- Monqar Pey Location within Iran
- Coordinates: 36°36′44″N 52°31′01″E﻿ / ﻿36.61222°N 52.51694°E
- Country: Iran
- Province: Mazandaran
- County: Fereydunkenar
- District: Central
- Rural District: Barik Rud-e Jonubi

Population (2016)
- • Total: 372
- Time zone: UTC+3:30 (IRST)

= Monqar Pey =

Village in Mazandaran province, Iran

Monqar Pey (منقارپي) (Note: Also romanized as Monqār Pey) is a village in Barik Rud-e Jonubi Rural District of the Central District in Fereydunkenar County, Mazandaran province, Iran.

==Demographics==
===Population===
At the time of the 2006 National Census, the village's population was 453 in 115 households, when it was in Emamzadeh Abdollah Rural District (Note: Renamed Emamzadeh Abdollah-ye Jonubi Rural District) of the former Fereydunkenar District in Babolsar County.
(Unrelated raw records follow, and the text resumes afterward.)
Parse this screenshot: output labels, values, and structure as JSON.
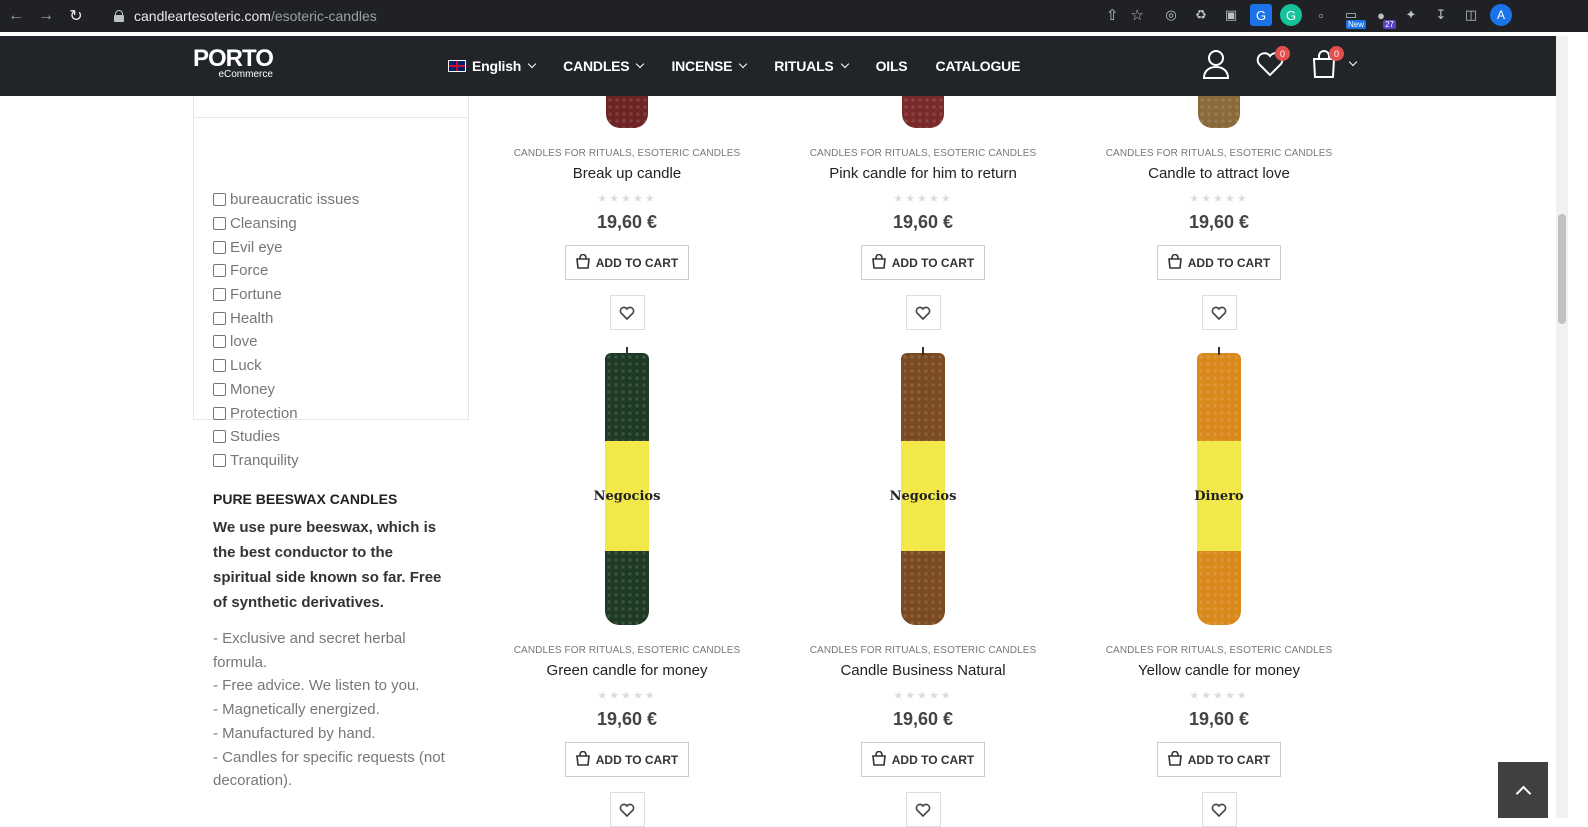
{
  "browser": {
    "url_domain": "candleartesoteric.com",
    "url_path": "/esoteric-candles",
    "extension_badge_new": "New",
    "extension_badge_count": "27",
    "profile_initial": "A"
  },
  "header": {
    "logo_main": "PORTO",
    "logo_sub": "eCommerce",
    "nav": [
      {
        "label": "English"
      },
      {
        "label": "CANDLES"
      },
      {
        "label": "INCENSE"
      },
      {
        "label": "RITUALS"
      },
      {
        "label": "OILS"
      },
      {
        "label": "CATALOGUE"
      }
    ],
    "wishlist_count": "0",
    "cart_count": "0"
  },
  "sidebar": {
    "filters": [
      "bureaucratic issues",
      "Cleansing",
      "Evil eye",
      "Force",
      "Fortune",
      "Health",
      "love",
      "Luck",
      "Money",
      "Protection",
      "Studies",
      "Tranquility"
    ],
    "promo_title": "PURE BEESWAX CANDLES",
    "promo_bold": "We use pure beeswax, which is the best conductor to the spiritual side known so far. Free of synthetic derivatives.",
    "promo_lines": [
      "- Exclusive and secret herbal formula.",
      "- Free advice. We listen to you.",
      "- Magnetically energized.",
      "- Manufactured by hand.",
      "- Candles for specific requests (not decoration)."
    ]
  },
  "products": [
    {
      "category": "CANDLES FOR RITUALS, ESOTERIC CANDLES",
      "title": "Break up candle",
      "price": "19,60 €",
      "add_label": "ADD TO CART",
      "color": "#6e2424"
    },
    {
      "category": "CANDLES FOR RITUALS, ESOTERIC CANDLES",
      "title": "Pink candle for him to return",
      "price": "19,60 €",
      "add_label": "ADD TO CART",
      "color": "#7a2a2a"
    },
    {
      "category": "CANDLES FOR RITUALS, ESOTERIC CANDLES",
      "title": "Candle to attract love",
      "price": "19,60 €",
      "add_label": "ADD TO CART",
      "color": "#8a6a3a"
    },
    {
      "category": "CANDLES FOR RITUALS, ESOTERIC CANDLES",
      "title": "Green candle for money",
      "price": "19,60 €",
      "add_label": "ADD TO CART",
      "color": "#1f3a24",
      "label": "Negocios"
    },
    {
      "category": "CANDLES FOR RITUALS, ESOTERIC CANDLES",
      "title": "Candle Business Natural",
      "price": "19,60 €",
      "add_label": "ADD TO CART",
      "color": "#7a4a22",
      "label": "Negocios"
    },
    {
      "category": "CANDLES FOR RITUALS, ESOTERIC CANDLES",
      "title": "Yellow candle for money",
      "price": "19,60 €",
      "add_label": "ADD TO CART",
      "color": "#d9891c",
      "label": "Dinero"
    }
  ],
  "stars_text": "★★★★★"
}
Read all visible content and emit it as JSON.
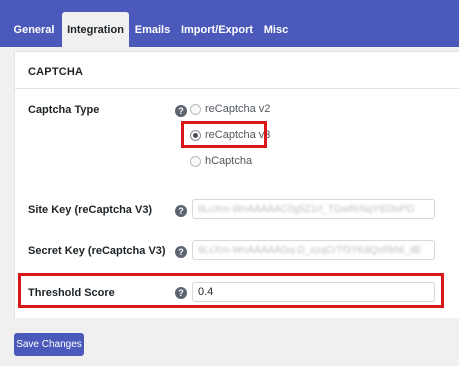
{
  "tabs": [
    {
      "label": "General"
    },
    {
      "label": "Integration"
    },
    {
      "label": "Emails"
    },
    {
      "label": "Import/Export"
    },
    {
      "label": "Misc"
    }
  ],
  "active_tab": "Integration",
  "section": {
    "title": "CAPTCHA"
  },
  "captcha_type": {
    "label": "Captcha Type",
    "help_icon": "?",
    "options": [
      {
        "label": "reCaptcha v2",
        "checked": false
      },
      {
        "label": "reCaptcha v3",
        "checked": true
      },
      {
        "label": "hCaptcha",
        "checked": false
      }
    ]
  },
  "site_key": {
    "label": "Site Key (reCaptcha V3)",
    "help_icon": "?",
    "value": "6LcXm-WnAAAAAC0g5Z1rI_TGwRrNqYtD3oPD"
  },
  "secret_key": {
    "label": "Secret Key (reCaptcha V3)",
    "help_icon": "?",
    "value": "6LcXm-WnAAAAAGq-D_xzqCrTf3YKdQsRkNl_dE"
  },
  "threshold": {
    "label": "Threshold Score",
    "help_icon": "?",
    "value": "0.4"
  },
  "save_label": "Save Changes",
  "colors": {
    "brand": "#4b5aba",
    "highlight": "#d9161a",
    "background": "#f0f0f1"
  }
}
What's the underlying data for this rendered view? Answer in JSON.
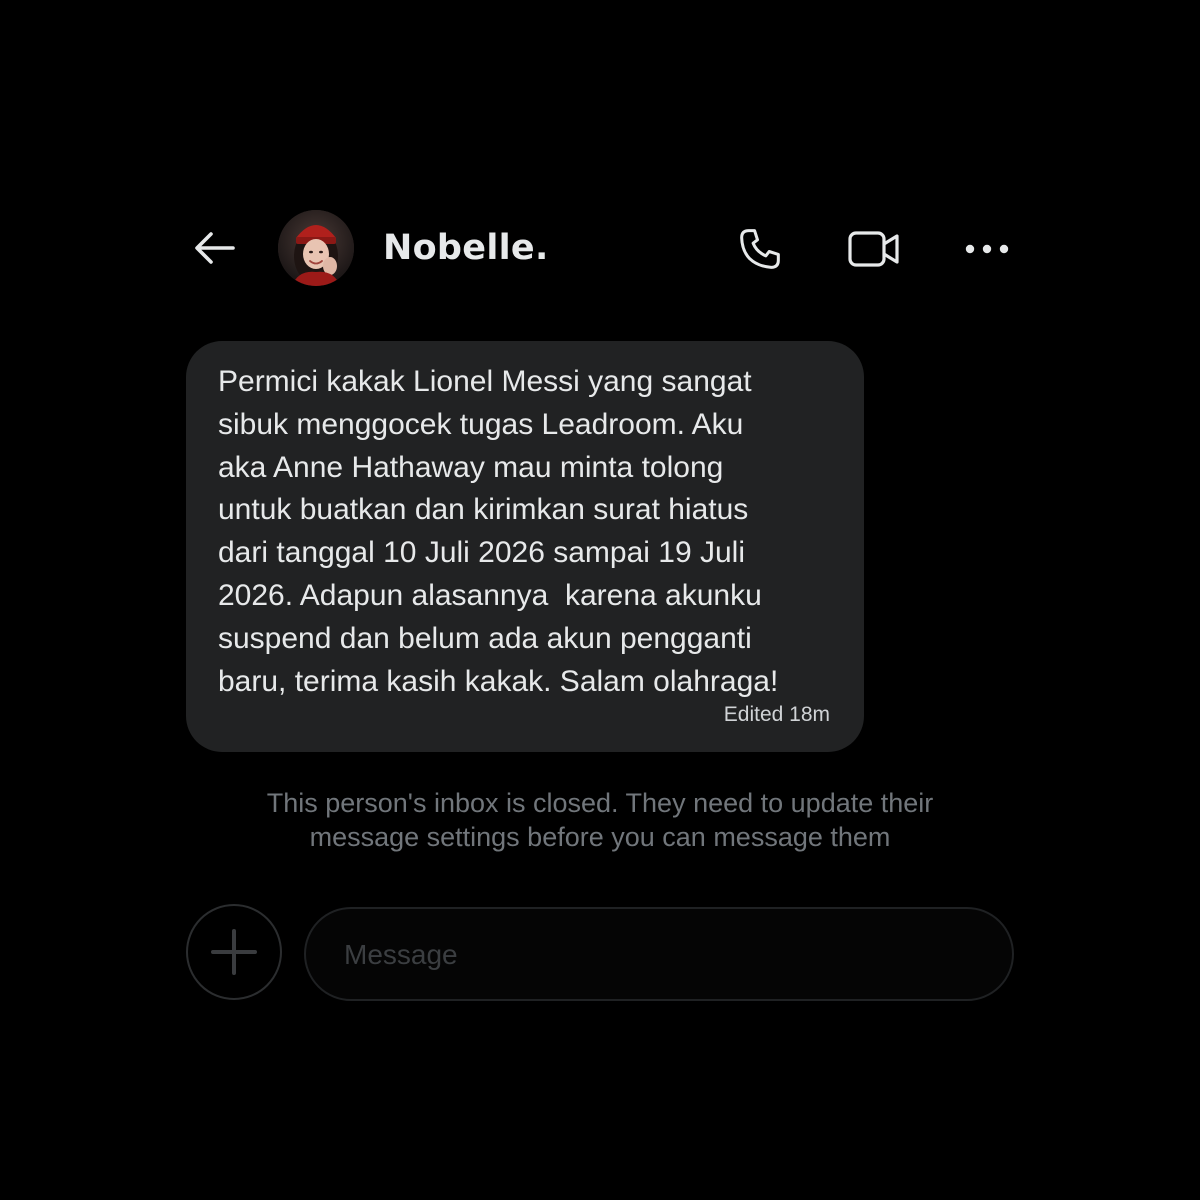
{
  "header": {
    "contact_name": "Nobelle.",
    "back_icon": "arrow-left-icon",
    "phone_icon": "phone-icon",
    "video_icon": "video-camera-icon",
    "more_icon": "more-horizontal-icon"
  },
  "message": {
    "text_lines": [
      "Permici kakak Lionel Messi yang sangat",
      "sibuk menggocek tugas Leadroom. Aku",
      "aka Anne Hathaway mau minta tolong",
      "untuk buatkan dan kirimkan surat hiatus",
      "dari tanggal 10 Juli 2026 sampai 19 Juli",
      "2026. Adapun alasannya  karena akunku",
      "suspend dan belum ada akun pengganti",
      "baru, terima kasih kakak. Salam olahraga!"
    ],
    "meta": "Edited 18m"
  },
  "notice": {
    "line1": "This person's inbox is closed. They need to update their",
    "line2": "message settings before you can message them"
  },
  "composer": {
    "add_icon": "plus-icon",
    "placeholder": "Message"
  },
  "colors": {
    "background": "#000000",
    "bubble": "#212223",
    "text": "#e7e9ea",
    "muted": "#71767b"
  }
}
The following census in 2011 counted 420 people in 119 households, by which time the district had been separated from the county in the establishment of Fereydunkenar County. The rural district was transferred to the new Dehferi District and renamed Emamzadeh Abdollah-ye Jonubi Rural District. Monqar Pey was transferred to Barik Rud-e Jonubi Rural District created in the new Central District. The 2016 census measured the population of the village as 372 people in 119 households.